Algunas decisiones políticas definen con bastante claridad qué entiende un país por justicia. Y probablemente pocas cosas resultarían más obscenas que obligar a tributar a quien acaba de perder su casa en una riada, a quien intenta reconstruir su vida tras un incendio o a quien sufrió abusos sexuales durante años dentro de una institución que durante demasiado tiempo disfrutó de silencio, protección e impunidad.
Por eso la convalidación este miércoles en el Congreso del decreto que exime de impuestos estas ayudas tiene una carga política y moral mucho más importante de lo que aparenta el lenguaje técnico parlamentario. Porque no se trata solo de fiscalidad. Se trata de decidir si el Estado acompaña a las víctimas o les añade una nueva humillación burocrática cuando intentan levantarse.
El decreto, aprobado sin votos en contra y con la única abstención de Vox, elimina la tributación de las ayudas vinculadas a la DANA, a incendios forestales y también de las indemnizaciones pagadas por la Iglesia católica a víctimas de abusos sexuales. Y esa última medida contiene además un enorme simbolismo político.
Durante décadas, muchas víctimas no solo convivieron con el trauma y el silencio. También tuvieron que soportar la indiferencia institucional y social alrededor de unos abusos sistemáticamente ocultados o minimizados.
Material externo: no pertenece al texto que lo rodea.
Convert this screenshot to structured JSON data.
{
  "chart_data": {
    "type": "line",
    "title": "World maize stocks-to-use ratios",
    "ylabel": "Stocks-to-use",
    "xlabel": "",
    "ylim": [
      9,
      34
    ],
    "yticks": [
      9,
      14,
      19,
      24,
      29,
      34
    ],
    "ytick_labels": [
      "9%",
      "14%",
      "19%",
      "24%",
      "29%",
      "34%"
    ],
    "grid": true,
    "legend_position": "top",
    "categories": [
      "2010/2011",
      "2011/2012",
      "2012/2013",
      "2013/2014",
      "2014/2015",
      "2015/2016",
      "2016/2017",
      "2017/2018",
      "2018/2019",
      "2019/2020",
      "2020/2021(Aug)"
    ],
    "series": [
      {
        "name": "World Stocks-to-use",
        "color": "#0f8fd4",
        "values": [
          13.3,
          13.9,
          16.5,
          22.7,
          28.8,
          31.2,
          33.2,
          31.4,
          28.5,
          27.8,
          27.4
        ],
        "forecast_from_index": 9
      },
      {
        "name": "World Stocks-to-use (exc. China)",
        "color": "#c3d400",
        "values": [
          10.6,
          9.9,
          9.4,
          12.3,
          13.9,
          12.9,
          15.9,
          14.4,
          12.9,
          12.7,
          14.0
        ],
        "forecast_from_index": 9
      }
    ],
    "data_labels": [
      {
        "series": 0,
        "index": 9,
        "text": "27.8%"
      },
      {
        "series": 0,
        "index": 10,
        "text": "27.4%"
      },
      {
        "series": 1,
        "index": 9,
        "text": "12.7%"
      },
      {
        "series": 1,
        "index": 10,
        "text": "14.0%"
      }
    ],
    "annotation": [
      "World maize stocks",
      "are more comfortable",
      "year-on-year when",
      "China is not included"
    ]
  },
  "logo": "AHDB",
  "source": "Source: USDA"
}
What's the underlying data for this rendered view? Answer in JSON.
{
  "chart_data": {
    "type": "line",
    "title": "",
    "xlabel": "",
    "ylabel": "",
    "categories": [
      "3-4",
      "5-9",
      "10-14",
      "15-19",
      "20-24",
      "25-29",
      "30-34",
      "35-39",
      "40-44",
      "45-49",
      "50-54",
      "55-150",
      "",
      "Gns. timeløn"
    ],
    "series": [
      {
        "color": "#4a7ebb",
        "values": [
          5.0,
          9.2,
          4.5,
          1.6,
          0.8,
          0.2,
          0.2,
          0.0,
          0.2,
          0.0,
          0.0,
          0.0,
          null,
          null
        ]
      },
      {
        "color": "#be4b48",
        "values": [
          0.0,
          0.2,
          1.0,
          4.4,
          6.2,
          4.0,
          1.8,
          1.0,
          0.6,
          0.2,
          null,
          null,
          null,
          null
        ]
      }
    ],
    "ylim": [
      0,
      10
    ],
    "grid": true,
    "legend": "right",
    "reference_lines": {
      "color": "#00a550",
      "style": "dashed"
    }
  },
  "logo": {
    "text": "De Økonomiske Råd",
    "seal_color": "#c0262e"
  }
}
Por eso resulta importante que el Congreso reconozca ahora algo bastante elemental, que las reparaciones económicas a víctimas de abusos no son una ganancia patrimonial. Son una forma mínima, y siempre insuficiente, de reparación moral y civil.
El decreto incorpora además otras medidas sociales vinculadas a las consecuencias de fenómenos climáticos extremos y accidentes laborales, ampliando la cobertura pública sobre situaciones de emergencia que afectan especialmente a las capas más vulnerables de la población.
Y ahí aparece otra cuestión de fondo. Detrás de este tipo de normas existe también una determinada concepción de Estado. Una idea según la cual las instituciones públicas no están únicamente para cuadrar balances o vigilar déficits, sino también para proteger a quienes atraviesan situaciones excepcionales de vulnerabilidad.
Eso explica igualmente las ayudas extraordinarias a comunidades afectadas por fenómenos meteorológicos o la cobertura específica a víctimas de accidentes como los de Adamuz y Gelida. No son concesiones. Son obligaciones democráticas básicas.
Y probablemente por eso llama especialmente la atención la posición de Vox, único partido que decidió no apoyar el decreto. La abstención resulta coherente con una determinada visión ideológica donde la intervención pública, la reparación colectiva o el reconocimiento institucional de determinadas víctimas suelen contemplarse con incomodidad o directamente con hostilidad política.
Especialmente cuando afectan a cuestiones desagradables para ciertos sectores conservadores, como los abusos dentro de la Iglesia.
Pero el debate importante no está ahí. La cuestión verdaderamente relevante es otra.¿qué tipo de país quiere ser España cuando miles de personas atraviesan tragedias personales o colectivas? Uno que convierta las ayudas en una carrera de obstáculos administrativos y fiscales, o uno que entienda que nadie debería pagar impuestos por intentar reconstruir su vida después del dolor?